Barbara Crafton, at
The Geranium Farm, has an article entitled "
The Good of the Group", where she says:
I guess many of us just like to be on teams, to be part of something larger than ourselves. We like to put forth a mighty effort, focusing on it together, and to feel the might of its spirit when we do so. We multiply ourselves when we work with others, and we savor the power of that.
This is so true of most people that it has created major moral problems, more than once. Rheinhold Neibuhr's Moral Man and Immoral Society is about just this: the moral power of the individual to transcend himself for the sake of the whole becomes demonic when the values of the whole are demonic. Neibuhr adduced the figure of "the good German" to illustrate this: a patriot who follows orders and loves his country, carried, by the very fact of his devotion, into a perverse moral universe in which it becomes an act of righteousness to kill innocent people. We wonder, often, how so many ordinary people could have participated in the horror of the Holocaust. How did they get so unmoored from their own sense of good and evil? The question makes us uneasy; our moral sense may be a lot more community-relative than we like to think it is. It's not just ourselves that we must transcend. Sometimes we must transcend our whole world...
This is important. It's important in little ways, like the
cultural imperatives I wrote about the yesterday, where
violence as a way of thinking is inherent in people's very upbringing, and it's important in big ways, like Auschwitz and Abu Ghraib. We grow up, we bring our own children up, conditioned to put the mores of the group ahead of individual conscience, and to use violence as a response to suffering, and then we wonder how these atrocities occur.
Of course, most people wouldn't admit to these forms of upbringing, if you put it like that. But look at "team spirit", look at fraternities and sonorities, look at "keeping in with the neighbours / up with the Joneses", look at "standing up for oneself" when it actually means using explicit or implicit violence to stand up for the values of the family, or the school, or the cadet force, or...
Henri Nouwen wrote:
When you are interiorly free you call others to freedom, whether you know it or not. Freedom attracts wherever it appears. A free man or a free woman creates a space where others feel safe and want to dwell. Our world is so full of conditions, demands, requirements, and obligations that we often wonder what is expected of us. But when we meet a truly free person, there are no expectations, only an invitation to reach into ourselves and discover there our own freedom.

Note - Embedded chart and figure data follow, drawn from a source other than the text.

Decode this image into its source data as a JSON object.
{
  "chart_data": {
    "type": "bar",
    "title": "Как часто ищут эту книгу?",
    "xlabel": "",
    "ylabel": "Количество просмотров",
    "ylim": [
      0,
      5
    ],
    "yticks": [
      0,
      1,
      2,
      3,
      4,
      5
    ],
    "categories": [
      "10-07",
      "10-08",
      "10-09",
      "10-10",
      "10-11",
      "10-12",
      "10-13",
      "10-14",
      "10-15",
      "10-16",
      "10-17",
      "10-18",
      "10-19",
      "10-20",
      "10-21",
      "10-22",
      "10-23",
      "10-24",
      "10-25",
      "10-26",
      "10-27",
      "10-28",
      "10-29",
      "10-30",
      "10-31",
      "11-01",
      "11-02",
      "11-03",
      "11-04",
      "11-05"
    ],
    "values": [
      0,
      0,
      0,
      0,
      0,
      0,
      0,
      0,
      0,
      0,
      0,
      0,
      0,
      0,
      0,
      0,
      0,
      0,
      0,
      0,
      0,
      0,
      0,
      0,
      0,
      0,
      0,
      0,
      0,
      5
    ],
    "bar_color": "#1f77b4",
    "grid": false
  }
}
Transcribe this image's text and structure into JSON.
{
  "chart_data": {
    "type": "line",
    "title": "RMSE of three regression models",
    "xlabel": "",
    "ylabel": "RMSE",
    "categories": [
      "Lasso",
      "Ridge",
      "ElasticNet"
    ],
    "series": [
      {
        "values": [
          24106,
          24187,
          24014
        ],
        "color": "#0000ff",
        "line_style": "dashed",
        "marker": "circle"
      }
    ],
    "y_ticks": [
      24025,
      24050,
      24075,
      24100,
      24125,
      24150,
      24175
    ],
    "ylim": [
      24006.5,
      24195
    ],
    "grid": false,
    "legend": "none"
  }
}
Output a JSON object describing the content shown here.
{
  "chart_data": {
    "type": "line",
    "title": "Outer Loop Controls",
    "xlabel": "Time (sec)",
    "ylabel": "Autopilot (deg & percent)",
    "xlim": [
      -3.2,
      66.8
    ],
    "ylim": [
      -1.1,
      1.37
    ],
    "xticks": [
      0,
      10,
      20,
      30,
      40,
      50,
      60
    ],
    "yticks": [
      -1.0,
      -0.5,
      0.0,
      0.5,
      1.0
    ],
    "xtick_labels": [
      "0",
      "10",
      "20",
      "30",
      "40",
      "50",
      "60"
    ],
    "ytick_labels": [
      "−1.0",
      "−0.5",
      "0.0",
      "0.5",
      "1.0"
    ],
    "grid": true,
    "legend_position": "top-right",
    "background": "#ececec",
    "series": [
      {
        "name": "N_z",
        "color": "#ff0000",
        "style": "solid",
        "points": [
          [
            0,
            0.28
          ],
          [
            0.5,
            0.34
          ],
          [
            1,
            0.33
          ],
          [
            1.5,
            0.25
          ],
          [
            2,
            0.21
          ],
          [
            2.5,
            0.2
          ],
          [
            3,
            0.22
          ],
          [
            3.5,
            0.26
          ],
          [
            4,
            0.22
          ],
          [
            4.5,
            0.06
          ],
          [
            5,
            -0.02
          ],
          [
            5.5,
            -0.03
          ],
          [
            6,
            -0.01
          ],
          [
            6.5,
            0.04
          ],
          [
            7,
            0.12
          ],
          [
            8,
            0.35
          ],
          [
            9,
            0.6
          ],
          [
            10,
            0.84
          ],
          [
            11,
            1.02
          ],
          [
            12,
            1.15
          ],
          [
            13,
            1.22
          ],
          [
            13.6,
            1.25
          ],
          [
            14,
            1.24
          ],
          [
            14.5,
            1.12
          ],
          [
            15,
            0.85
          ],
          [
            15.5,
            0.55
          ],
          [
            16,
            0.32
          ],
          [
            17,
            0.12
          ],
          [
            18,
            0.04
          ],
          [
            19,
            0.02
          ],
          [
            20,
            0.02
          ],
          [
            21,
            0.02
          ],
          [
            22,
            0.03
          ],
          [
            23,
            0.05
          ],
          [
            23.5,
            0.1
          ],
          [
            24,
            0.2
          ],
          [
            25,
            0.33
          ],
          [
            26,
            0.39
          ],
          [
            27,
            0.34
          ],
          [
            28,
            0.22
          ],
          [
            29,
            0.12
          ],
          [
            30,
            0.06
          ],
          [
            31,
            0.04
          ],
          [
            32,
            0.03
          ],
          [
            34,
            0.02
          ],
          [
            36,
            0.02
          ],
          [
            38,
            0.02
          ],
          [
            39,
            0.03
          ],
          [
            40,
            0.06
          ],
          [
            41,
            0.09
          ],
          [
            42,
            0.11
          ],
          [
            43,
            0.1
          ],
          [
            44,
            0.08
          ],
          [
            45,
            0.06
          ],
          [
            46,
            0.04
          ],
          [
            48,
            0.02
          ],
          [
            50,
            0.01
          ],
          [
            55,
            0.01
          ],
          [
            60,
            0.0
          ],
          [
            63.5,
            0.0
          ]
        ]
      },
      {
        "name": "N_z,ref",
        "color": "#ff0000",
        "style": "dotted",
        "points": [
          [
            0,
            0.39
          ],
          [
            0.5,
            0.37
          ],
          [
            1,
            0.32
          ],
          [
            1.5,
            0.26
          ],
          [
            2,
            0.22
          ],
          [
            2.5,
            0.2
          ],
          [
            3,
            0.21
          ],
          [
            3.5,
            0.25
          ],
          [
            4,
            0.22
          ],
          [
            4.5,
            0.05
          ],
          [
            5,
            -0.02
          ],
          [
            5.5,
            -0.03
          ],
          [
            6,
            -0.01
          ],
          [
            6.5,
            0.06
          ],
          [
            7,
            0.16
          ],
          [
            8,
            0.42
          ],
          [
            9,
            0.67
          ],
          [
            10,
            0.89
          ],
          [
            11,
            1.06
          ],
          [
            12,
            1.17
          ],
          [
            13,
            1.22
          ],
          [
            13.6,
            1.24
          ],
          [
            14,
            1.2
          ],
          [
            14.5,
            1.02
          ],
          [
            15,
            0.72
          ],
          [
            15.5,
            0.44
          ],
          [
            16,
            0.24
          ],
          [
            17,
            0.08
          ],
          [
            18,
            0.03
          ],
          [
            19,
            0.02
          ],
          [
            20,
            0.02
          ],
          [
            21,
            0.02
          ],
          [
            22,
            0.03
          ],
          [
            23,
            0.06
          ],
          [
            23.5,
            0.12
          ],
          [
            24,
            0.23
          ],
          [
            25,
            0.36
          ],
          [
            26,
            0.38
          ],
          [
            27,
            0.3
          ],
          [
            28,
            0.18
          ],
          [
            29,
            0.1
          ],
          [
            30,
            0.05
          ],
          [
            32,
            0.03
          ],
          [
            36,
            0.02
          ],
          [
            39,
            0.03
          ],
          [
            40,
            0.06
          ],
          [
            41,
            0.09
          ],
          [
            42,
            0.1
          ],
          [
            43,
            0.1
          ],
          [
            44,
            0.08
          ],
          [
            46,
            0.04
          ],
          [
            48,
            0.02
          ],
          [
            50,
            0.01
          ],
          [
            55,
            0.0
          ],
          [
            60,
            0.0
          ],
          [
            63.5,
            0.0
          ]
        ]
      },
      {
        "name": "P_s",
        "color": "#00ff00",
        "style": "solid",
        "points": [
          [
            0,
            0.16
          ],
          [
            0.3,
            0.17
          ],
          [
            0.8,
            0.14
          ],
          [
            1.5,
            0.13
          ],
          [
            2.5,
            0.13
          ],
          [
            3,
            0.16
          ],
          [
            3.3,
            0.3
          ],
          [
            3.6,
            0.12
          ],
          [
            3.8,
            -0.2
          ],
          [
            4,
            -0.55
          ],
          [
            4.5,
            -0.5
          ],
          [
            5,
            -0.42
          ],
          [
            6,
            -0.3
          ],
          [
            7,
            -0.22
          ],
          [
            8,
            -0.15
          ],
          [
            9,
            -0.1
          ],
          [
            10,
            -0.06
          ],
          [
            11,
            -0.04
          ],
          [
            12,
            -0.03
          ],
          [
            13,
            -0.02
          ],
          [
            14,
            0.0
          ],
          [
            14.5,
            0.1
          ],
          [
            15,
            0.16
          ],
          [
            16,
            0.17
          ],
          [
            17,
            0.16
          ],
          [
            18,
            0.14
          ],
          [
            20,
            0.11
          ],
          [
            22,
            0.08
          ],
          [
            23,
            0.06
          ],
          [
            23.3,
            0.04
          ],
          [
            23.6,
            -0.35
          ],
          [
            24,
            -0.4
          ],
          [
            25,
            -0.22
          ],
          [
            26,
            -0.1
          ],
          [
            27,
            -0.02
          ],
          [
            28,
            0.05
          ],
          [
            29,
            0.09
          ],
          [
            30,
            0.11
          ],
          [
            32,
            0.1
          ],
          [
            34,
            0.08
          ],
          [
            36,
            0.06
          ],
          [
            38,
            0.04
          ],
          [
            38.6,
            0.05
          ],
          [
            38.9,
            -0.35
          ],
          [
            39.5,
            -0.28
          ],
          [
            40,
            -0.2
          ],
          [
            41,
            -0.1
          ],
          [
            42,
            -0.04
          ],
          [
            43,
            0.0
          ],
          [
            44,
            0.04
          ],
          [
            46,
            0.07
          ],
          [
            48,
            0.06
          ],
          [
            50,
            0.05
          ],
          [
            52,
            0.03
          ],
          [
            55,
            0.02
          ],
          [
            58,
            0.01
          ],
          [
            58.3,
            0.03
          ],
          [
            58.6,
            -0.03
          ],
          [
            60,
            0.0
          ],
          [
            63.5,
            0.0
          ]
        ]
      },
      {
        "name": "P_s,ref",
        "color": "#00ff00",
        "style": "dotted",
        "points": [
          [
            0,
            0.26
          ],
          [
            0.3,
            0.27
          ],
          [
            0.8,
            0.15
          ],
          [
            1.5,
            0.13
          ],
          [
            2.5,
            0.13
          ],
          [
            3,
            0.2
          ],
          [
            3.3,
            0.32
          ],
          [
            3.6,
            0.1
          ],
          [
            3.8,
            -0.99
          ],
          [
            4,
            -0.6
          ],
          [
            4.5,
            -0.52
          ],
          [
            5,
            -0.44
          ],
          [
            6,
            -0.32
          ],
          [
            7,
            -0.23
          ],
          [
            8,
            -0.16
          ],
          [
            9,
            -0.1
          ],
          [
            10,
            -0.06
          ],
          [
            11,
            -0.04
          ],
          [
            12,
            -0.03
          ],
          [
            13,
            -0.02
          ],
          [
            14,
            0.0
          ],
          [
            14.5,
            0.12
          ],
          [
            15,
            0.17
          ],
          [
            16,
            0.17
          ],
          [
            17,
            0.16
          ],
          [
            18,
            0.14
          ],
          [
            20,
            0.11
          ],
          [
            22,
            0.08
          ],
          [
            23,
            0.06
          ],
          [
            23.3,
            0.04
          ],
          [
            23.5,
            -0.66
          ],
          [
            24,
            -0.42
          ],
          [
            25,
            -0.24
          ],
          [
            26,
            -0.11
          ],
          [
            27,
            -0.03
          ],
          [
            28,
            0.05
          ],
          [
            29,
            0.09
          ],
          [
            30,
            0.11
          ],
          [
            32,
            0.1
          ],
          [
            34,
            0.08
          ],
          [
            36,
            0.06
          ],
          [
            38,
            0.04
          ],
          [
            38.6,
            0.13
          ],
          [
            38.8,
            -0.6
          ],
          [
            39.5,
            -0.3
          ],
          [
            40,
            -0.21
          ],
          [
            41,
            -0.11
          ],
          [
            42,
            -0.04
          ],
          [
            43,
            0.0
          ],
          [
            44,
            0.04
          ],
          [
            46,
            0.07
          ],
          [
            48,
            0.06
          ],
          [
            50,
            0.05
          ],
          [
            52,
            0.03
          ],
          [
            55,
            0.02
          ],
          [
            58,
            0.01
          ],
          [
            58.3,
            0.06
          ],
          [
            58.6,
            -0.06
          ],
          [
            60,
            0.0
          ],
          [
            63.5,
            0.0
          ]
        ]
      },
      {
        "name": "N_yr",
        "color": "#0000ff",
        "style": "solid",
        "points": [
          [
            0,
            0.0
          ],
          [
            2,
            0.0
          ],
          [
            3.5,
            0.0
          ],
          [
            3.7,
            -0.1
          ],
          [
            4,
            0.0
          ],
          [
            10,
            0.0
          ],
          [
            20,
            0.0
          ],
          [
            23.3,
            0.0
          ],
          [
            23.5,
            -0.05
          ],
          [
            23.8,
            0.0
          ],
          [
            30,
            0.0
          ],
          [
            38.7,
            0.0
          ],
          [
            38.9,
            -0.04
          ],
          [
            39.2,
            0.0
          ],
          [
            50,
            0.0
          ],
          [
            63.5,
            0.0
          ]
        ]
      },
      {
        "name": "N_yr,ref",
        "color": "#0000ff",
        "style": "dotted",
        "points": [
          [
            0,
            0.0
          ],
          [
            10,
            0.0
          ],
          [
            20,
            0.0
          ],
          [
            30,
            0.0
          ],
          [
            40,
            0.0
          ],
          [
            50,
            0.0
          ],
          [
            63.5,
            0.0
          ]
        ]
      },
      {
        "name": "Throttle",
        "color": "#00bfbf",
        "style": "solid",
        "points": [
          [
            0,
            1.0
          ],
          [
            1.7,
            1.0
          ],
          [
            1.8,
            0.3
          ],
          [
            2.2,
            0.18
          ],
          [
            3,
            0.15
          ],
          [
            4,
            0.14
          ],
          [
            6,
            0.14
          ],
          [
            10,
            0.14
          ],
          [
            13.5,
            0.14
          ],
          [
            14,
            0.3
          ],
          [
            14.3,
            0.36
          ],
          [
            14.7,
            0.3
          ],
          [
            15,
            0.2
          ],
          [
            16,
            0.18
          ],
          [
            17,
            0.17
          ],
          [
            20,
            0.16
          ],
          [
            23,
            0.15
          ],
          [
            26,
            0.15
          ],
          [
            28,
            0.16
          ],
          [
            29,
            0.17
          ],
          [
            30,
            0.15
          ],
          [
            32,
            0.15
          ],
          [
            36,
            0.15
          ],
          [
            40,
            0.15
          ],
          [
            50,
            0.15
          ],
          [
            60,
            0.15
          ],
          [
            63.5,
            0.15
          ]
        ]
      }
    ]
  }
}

Where true inner freedom is, there is God. And where God is, there we want to be.
Is there a contradiction here?
Freedom in this sense is above all freedom from the very "conditions, demands, requirements, and obligations" I've been writing about, and yet Nouwen is speaking of the attractiveness of the free woman or man.
I wonder if this doesn't lie close to the heart of the Gospel message... Jesus was apparently a shockingly attractive man. People, sometimes in crowds, would leave everything, families, livelihoods, homes, just to be with him, to listen to him speak and to watch what he did. And yet, ultimately, it was the people who condemned him to death, calling for the release of Barabbas (Matthew 27) rather than Jesus from Roman custody.
As I said yesterday, society doesn't much like folks who live free of cultural imperatives, from the will of the crowd. Martin Luther King, Gandhi, Steve Biko, Dietrich Bonhoeffer, came to a sticky end. St. Francis (see
this account, paragraphs 5 & 6) had a most painful interview with his own father, who was standing almost as a representative of his class and society, and were it not for the far-sighted intervention of his Bishop, things might have turned out worse than they did.
Writing of
St. Benedict Joseph Labre, Leonard Foley OFM, says:
In a modern inner city, one local character kneels for hours on the sidewalk and prays. Swathed in his entire wardrobe winter and summer, he greets passers-by with a blessing. Where he sleeps no one knows, but he is surely a direct spiritual descendant of Benedict, the ragged man who slept in the ruins of Rome's Colosseum. These days we ascribe such behavior to mental illness; Benedict’s contemporaries called him holy. Holiness is always a bit mad by earthly standards.
Perhaps we are called to be a bit mad. If you recall, Jesus' own family (Mark 3.20-30) thought him more than a bit mad, as did Francis' townsfolk of him!